佐助君の先輩の中で、謙信様のイメージ崩壊してるんじゃ……)
焦ってそれを受け取り、大切に仕舞った。
「………ありがとうございます。
変な事を頼んですみませんでした」
しどろもどろに謝罪している最中にも『愛している。この命尽きるまで』という殺し文句が頭の中をグルグルまわって頬に熱が集中した。

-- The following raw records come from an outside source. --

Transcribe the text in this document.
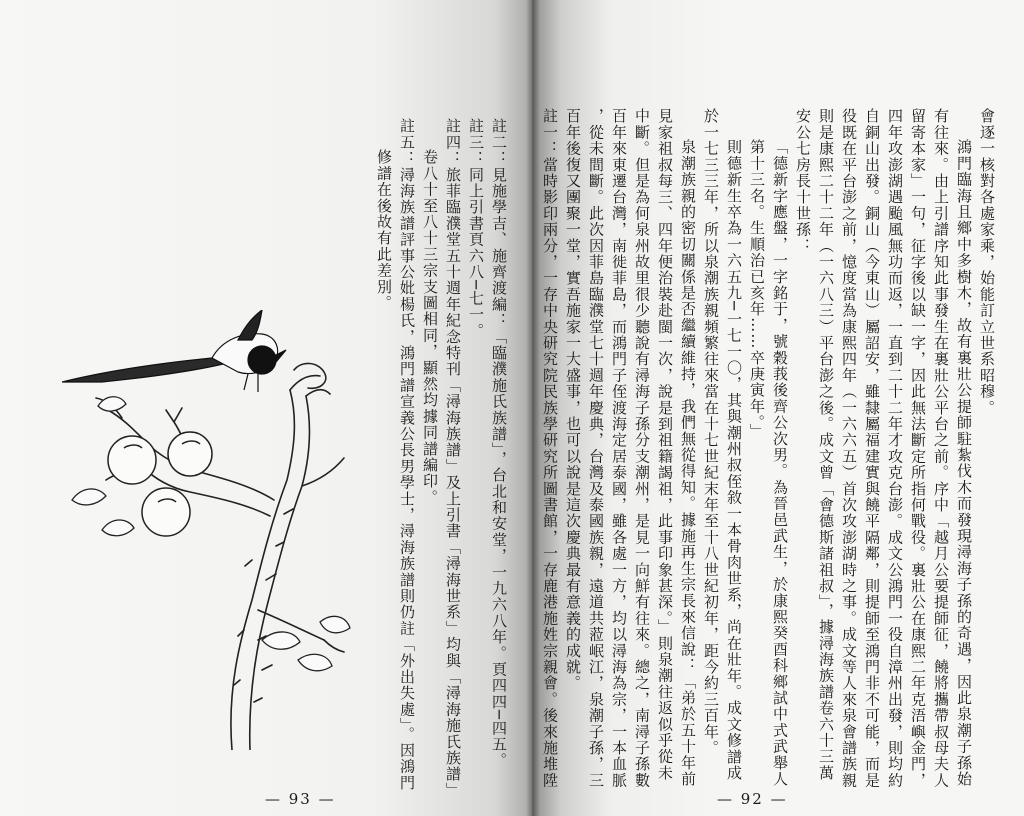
註二：見施學吉、施齊渡編：「臨濮施氏族譜」，台北和安堂，一九六八年。頁四四─四五。

註三：同上引書頁六八─七一。

註四：旅菲臨濮堂五十週年紀念特刊「潯海族譜」及上引書「潯海世系」均與「潯海施氏族譜」

卷八十至八十三宗支圖相同，顯然均據同譜編印。

註五：潯海族譜評事公妣楊氏，鴻門譜宣義公長男學士，潯海族譜則仍註「外出失處」。因鴻門

修譜在後故有此差別。

— 93 —

會逐一核對各處家乘，始能訂立世系昭穆。

鴻門臨海且鄉中多樹木，故有裏壯公提師駐紮伐木而發現潯海子孫的奇遇，因此泉潮子孫始

有往來。由上引譜序知此事發生在裏壯公平台之前。序中「越月公要提師征，饒將攜帶叔母夫人

留寄本家」一句，征字後以缺一字，因此無法斷定所指何戰役。裏壯公在康熙二年克浯嶼金門，

四年攻澎湖遇颱風無功而返，一直到二十二年才攻克台澎。成文公鴻門一役自漳州出發，則均約

自銅山出發。銅山（今東山）屬詔安，雖隸屬福建實與饒平隔鄰，則提師至鴻門非不可能，而是

役既在平台澎之前，憶度當為康熙四年（一六六五）首次攻澎湖時之事。成文等人來泉會譜族親

則是康熙二十二年（一六八三）平台澎之後。成文曾「會德斯諸祖叔」，據潯海族譜卷六十三萬

安公七房長十世孫：

「德新字應盤，一字銘于，號穀莪後齊公次男。為晉邑武生，於康熙癸酉科鄉試中式武舉人

第十三名。生順治已亥年……卒庚寅年。」

則德新生卒為一六五九─一七一〇，其與潮州叔侄敘一本骨肉世系，尚在壯年。成文修譜成

於一七三三年，所以泉潮族親頻繁往來當在十七世紀末年至十八世紀初年，距今約三百年。

泉潮族親的密切關係是否繼續維持，我們無從得知。據施再生宗長來信說：「弟於五十年前

見家祖叔每三、四年便治裝赴閩一次，說是到祖籍謁祖，此事印象甚深。」則泉潮往返似乎從未

中斷。但是為何泉州故里很少聽說有潯海子孫分支潮州，是見一向鮮有往來。總之，南潯子孫數

百年來東遷台灣，南徙菲島，而鴻門子侄渡海定居泰國，雖各處一方，均以潯海為宗，一本血脈

，從未間斷。此次因菲島臨濮堂七十週年慶典，台灣及泰國族親，遠道共蒞岷江，泉潮子孫，三

百年後復又團聚一堂，實吾施家一大盛事，也可以說是這次慶典最有意義的成就。

註一：當時影印兩分，一存中央研究院民族學研究所圖書館，一存鹿港施姓宗親會。後來施堆陞

— 92 —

(恋文を人に読んでもらうなんて恥ずかしい!穴があったら入りたい!)
誤魔化しようもないくらい顔が熱い。
視線に耐えられなくなって顔を覆って俯いた。
しばしの沈黙のあと、佐助君の先輩が『くすっ』と笑ったのが聞こえた。
手の隙間から覗き見ると佐助君の先輩が片手で口元を覆っている。
「あの、秘密にしてくださいね?
文の内容と、私のっ、この恥ずかしい状態?状況?をっ」
恥ずかしすぎてお願いしている立場なのに、唇がムムっと尖ってしまった。
佐助君の先輩はいつもの無表情に戻ったけれど、心なしか纏う雰囲気が柔らかくなった。
?「ええ。軒猿の名にかけてお約束致しましょう。
しかしあなたのような姫様は初めてです。
体術で私を投げ飛ばし、料理や掃除を嗜み、それでいて字は読めない。
謙信様の部下と知りながら下に見るでもなく気遣いを見せ、ちぐはぐなことこの上ない方ですが、謙信様がお認めになったのがわかる気が致します。
佐助も……あなたをとても大事に思っているようでした」
佐助君の先輩は居住まいを正した。
?「牧とお呼びください。謙信様より報せがある場合、あなたの元へ私が文をお届けに参ります」
「佐助君じゃないんですね?あ、牧さんが嫌だとか、そういうんじゃないんですよ?」
牧「佐助は病み上がりで体力が落ちています。